Even as a customer advisor, on full time hours a lot more would be expected of you than to simply clock in, do the bare minimum, and clock out. I swear people have completely lost the grasp of how much work it actually takes to run a shop.

It isn’t just serving customers at tills and “shelf stacking”. It’s constantly-

  • date checking every item in store. For the fresh department, this is every single day. Reducing items to clear on a schedule across all ambient, frozen and fresh lines
  • preparing for deliveries, packing out stock, merchandising stock, facing off the shop constantly
  • health and safety protocols and records (temperatures of all fridges/freezers taken multiple times a day, floor checks to list a few)
  • cash handling and ensuring till losses are kept to a minimum
  • handling deliveries of higher value items (cigarettes especially)
  • ensuring stock loss is kept to a minimum
  • numerous KPIs and budget targets set by head office which change all the time and need to be exceeded unless you want upper management in your shop every week giving you a hard time
  • preparing for the future. Christmas stock arrives into stores in August. Easter stock will arrive in January. It doesn’t just magically appear a week before the holidays.

And if you have any sort of management responsibility, then you’ll have paperwork to complete daily, orders to do for the shop, gap checks to complete daily (and yes, you have to investigate every single gap in store), checking cameras for stock loss prevention purposes, invoicing, promotion ordering and preparation, CEO visits to prepare for where everything has to be absolutely perfect, dealings with every single head office department (eg HR, payroll, finance etc), recruiting staff, training staff, ensuring wastage of OOD goods has been recorded properly, stocktake where every single item in store has to be counted and recorded, the list goes on.

People absolutely love to act like working in a shop is a doss. It might be for some who won’t last very long, but for most of us, it’s hard work with just as many pressures and deadlines as other jobs. Oh, and you also have to deal with the general public (remember toilet roll gate) and working unsocialable hours. 6am starts? Working until 12pm? How about an overnight shift?

Grow up.

LittleBearPad · 25/10/2021 22:46

You’ll wave goodbye to the massive employers pension contributions and the 13 weeks holiday. You’ll also be paid less and have sod all job security. Maybe don’t be silly

missbunnyrabbit · 25/10/2021 22:47

A few points to mention ...
I have done a couple of minimum wage jobs, as have people I know, and they are easy compared to a lot of professional jobs.

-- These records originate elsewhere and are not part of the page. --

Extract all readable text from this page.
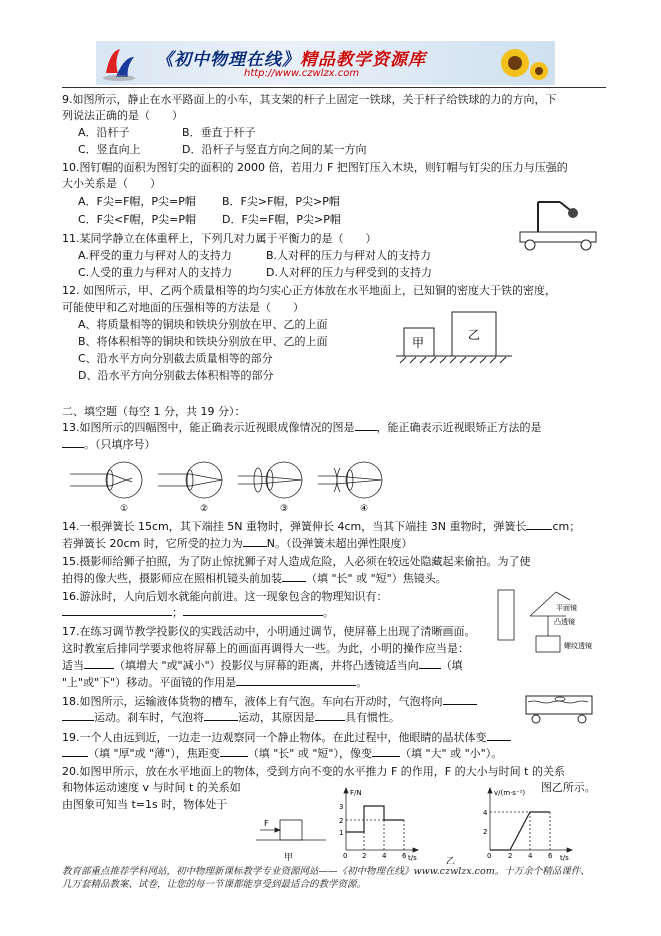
《初中物理在线》精品教学资源库
http://www.czwlzx.com
9.如图所示，静止在水平路面上的小车，其支架的杆子上固定一铁球，关于杆子给铁球的力的方向，下
列说法正确的是（　　）
A．沿杆子	B．垂直于杆子
C．竖直向上	D．沿杆子与竖直方向之间的某一方向
10.图钉帽的面积为图钉尖的面积的 2000 倍，若用力 F 把图钉压入木块，则钉帽与钉尖的压力与压强的
大小关系是（　　）
A．F尖=F帽，P尖=P帽 B．F尖>F帽，P尖>P帽
C．F尖<F帽，P尖=P帽 D．F尖=F帽，P尖>P帽
11.某同学静立在体重秤上，下列几对力属于平衡力的是（　　）
A.秤受的重力与秤对人的支持力	B.人对秤的压力与秤对人的支持力
C.人受的重力与秤对人的支持力	D.人对秤的压力与秤受到的支持力
12. 如图所示，甲、乙两个质量相等的均匀实心正方体放在水平地面上，已知铜的密度大于铁的密度，
可能使甲和乙对地面的压强相等的方法是（　　）
A、将质量相等的铜块和铁块分别放在甲、乙的上面
B、将体积相等的铜块和铁块分别放在甲、乙的上面
C、沿水平方向分别截去质量相等的部分
D、沿水平方向分别截去体积相等的部分
甲
乙
二、填空题（每空 1 分，共 19 分）：
13.如图所示的四幅图中，能正确表示近视眼成像情况的图是 ，能正确表示近视眼矫正方法的是
。（只填序号）
①	②	③	④
14.一根弹簧长 15cm，其下端挂 5N 重物时，弹簧伸长 4cm，当其下端挂 3N 重物时，弹簧长 cm；
若弹簧长 20cm 时，它所受的拉力为 N。（设弹簧未超出弹性限度）
15.摄影师给狮子拍照，为了防止惊扰狮子对人造成危险，人必须在较远处隐藏起来偷拍。为了使
拍得的像大些，摄影师应在照相机镜头前加装 （填 "长" 或 "短"）焦镜头。
16.游泳时，人向后划水就能向前进。这一现象包含的物理知识有：
；	。	平面镜
凸透镜
螺纹透镜
17.在练习调节教学投影仪的实践活动中，小明通过调节，使屏幕上出现了清晰画面。
这时教室后排同学要求他将屏幕上的画面再调得大一些。为此，小明的操作应当是：
适当	（填增大 "或"减小"）投影仪与屏幕的距离，并将凸透镜适当向 （填
"上"或"下"）移动。平面镜的作用是	。
18.如图所示，运输液体货物的槽车，液体上有气泡。车向右开动时，气泡将向
运动。刹车时，气泡将	运动，其原因是	具有惯性。
19.一个人由远到近，一边走一边观察同一个静止物体。在此过程中，他眼睛的晶状体变
（填 "厚"或 "薄"），焦距变	（填 "长" 或 "短"），像变	（填 "大" 或 "小"）。
20.如图甲所示，放在水平地面上的物体，受到方向不变的水平推力 F 的作用，F 的大小与时间 t 的关系
和物体运动速度 v 与时间 t 的关系如	图乙所示。
由图象可知当 t=1s 时，物体处于
F
甲
F/N
t/s
1
2
3
0 2 4 6
v/(m·s⁻¹)
t/s
2
4
0 2 4 6
乙
教育部重点推荐学科网站，初中物理新课标教学专业资源网站——《初中物理在线》www.czwlzx.com。十万余个精品课件、
几万套精品教案、试卷，让您的每一节课都能享受到最适合的教学资源。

Jobs should be paid by how hard they are, how much responsibilty there is, and also how much training and education is needed.

If there were no job hierarchy, I think far fewer people would bother going into professional jobs. Why stress yourself out and be drowning in responsibility if you are not getting paid well (comparatively) for it?

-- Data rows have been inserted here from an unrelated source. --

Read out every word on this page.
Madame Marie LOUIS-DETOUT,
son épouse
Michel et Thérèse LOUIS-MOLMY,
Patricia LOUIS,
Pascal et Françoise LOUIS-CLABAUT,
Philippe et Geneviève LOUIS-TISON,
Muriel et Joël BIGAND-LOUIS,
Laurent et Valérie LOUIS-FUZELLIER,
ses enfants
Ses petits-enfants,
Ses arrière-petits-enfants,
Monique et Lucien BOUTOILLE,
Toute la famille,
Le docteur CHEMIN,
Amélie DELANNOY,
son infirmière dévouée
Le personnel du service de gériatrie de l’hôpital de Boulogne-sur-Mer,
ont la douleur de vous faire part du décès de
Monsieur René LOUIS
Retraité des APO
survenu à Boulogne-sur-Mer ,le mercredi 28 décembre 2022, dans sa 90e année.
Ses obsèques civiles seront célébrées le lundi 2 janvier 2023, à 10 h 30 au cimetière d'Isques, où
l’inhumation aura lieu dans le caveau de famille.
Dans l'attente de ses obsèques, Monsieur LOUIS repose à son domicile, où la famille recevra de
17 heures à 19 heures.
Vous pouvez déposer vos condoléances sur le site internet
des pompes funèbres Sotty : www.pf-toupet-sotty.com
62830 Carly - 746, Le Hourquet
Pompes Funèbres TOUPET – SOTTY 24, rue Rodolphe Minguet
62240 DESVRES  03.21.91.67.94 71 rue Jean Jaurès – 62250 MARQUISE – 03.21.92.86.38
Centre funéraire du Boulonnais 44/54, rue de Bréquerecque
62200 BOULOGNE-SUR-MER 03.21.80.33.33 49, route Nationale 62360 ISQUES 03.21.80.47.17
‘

If someone is doing a job that requires significant education and training (eg. A degree) plus responsibility, then they should be paid well for it.

This is not to say that I disagree with a minimum wage rise in itself, but other professionals should receive an equivalent pay rise.

OP posts:
KateF · 25/10/2021 22:47

The early years sector is in crisis. The government will not invest in early years and funded places are bankrupting providers especially in poorer areas where more 2 year olds are funded Schools are getting financial support for Covid recovery, early years settings are not.
I'm a senior practitioner, a graduate studying for a Masters and with SEND qualifications. I earn £9.31/hour, work 42 hours a week and can't afford to turn the heating on. I am single but have my teenage DD half the week. So no maintenance or UC. My finances are on a knife edge. When I see people complaining about high staff turnover in their nursery this is why. Promising young practitioners can earn more cleaning.